Yeah. Capping (or "lite" HSI) was a hot topic in Canada when the discussion came up here. Capping was popular in the dial-up era, when you bought "minutes," but when cable and DSL came out, I don't remember any company talking about caps. Faded from memory. Pay-per-use billing seems reasonable when the infrastructure is unable to handle the demand, and ISPs regularly oversell their bandwidth by hundreds or thousands of percents. It's very difficult to determine real Internet speeds vs. what an ISP advertises in the US, and they aren't required to provide any type of data on that. Hughesnet, for example, previously sold me an "up to 15mbps" connection, with the idea being that it must be faster than the "up to 10mbps" connection. In reality, speeds while people were home (including myself) was ~3mbps.
The trouble with pay-per-use (or capping) being sold as any type of efficient consumer-oriented "feature," is that it doesn't actually solve the problem with peak times (~3-10pm), when the vast majority of users are online and experiencing poor service.
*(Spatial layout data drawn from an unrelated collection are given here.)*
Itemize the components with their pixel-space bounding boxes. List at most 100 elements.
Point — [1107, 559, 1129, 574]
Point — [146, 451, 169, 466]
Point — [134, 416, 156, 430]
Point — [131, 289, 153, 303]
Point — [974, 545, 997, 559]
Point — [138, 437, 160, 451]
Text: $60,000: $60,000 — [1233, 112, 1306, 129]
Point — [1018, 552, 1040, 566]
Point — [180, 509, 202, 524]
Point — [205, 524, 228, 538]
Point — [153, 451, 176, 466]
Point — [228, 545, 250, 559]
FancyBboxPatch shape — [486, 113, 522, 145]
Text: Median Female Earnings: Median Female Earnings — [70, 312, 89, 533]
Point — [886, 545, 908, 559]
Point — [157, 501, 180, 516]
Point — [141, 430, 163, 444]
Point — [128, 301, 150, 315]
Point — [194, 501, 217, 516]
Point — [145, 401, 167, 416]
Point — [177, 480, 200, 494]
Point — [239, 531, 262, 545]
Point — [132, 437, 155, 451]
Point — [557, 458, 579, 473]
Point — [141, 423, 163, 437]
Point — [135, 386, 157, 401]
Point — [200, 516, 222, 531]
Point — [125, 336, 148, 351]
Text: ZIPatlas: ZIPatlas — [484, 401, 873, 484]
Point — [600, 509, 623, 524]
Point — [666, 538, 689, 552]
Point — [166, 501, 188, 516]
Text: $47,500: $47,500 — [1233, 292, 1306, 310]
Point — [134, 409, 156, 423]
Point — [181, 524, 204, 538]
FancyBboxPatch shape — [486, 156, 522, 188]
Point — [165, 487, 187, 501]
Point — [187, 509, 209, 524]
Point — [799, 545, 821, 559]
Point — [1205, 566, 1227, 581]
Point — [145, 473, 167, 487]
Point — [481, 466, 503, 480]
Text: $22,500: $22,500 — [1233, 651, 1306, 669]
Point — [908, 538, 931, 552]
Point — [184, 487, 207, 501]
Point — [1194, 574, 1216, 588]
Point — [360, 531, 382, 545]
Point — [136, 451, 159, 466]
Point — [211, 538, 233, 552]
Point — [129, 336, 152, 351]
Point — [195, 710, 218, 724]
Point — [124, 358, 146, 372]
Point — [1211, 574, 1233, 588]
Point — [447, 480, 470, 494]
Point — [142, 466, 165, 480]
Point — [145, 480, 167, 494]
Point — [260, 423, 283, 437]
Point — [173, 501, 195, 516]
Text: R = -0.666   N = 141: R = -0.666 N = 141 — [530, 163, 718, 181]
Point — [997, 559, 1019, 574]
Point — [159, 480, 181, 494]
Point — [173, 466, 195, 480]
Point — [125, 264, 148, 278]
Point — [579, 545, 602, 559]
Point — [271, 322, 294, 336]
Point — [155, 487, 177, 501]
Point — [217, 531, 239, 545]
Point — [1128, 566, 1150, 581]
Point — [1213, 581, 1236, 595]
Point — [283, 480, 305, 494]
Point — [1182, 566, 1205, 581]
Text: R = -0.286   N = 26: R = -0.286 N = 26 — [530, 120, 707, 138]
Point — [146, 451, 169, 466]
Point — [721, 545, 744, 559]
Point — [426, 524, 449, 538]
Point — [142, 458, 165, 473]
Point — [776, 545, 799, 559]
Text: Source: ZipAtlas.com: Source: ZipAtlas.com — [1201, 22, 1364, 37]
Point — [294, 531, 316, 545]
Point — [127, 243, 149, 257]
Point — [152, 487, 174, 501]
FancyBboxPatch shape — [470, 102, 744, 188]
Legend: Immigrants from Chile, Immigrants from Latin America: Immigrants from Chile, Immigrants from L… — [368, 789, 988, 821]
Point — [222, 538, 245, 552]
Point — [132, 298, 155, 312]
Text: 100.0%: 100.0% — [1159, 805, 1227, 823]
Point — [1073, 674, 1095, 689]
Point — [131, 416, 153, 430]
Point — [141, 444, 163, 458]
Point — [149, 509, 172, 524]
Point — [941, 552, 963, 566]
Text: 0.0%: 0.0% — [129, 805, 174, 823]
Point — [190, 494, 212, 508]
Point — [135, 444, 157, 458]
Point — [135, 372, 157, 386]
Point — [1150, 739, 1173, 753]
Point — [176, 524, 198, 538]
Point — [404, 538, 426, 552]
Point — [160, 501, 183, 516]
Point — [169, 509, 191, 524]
People using an obscene amount of bandwidth per month are most likely downloading files throughout the day (esp. if torrents), not streaming them, but because people stream when they're home, all that streaming at once leads to congestion due to ISPs' abused ability to oversell their bandwidth. So really, bandwidth caps are just another arbitrary limit imposed to get consumers to pay more, but ISPs are trying to keep the discussion about "over-eaters" rather than their inadequate, oversold service.
I'd think if the US really wants to see change, we'd be asking why ISPs, industry-wide, are allowed to advertise a meaningless maximum speed without giving typical speeds, nor guaranteeing a minimum speed. I'm not saying "there ought to be a law," but if enough people are aware of what ISPs' marketing departments are doing, maybe consumers would be more willing to select a service willing to publish meaningful details about their service instead of their arbitrary speed/volume caps on plans.
what is the point of offering higher speeds if you have a cap of 250gb. that looses its incentive.
ISP's should not be allowed to provide tv services, only internet.
companies like at&t is actually trying to compete with Netflix and providing shit internet so people jump to their shitty tv service.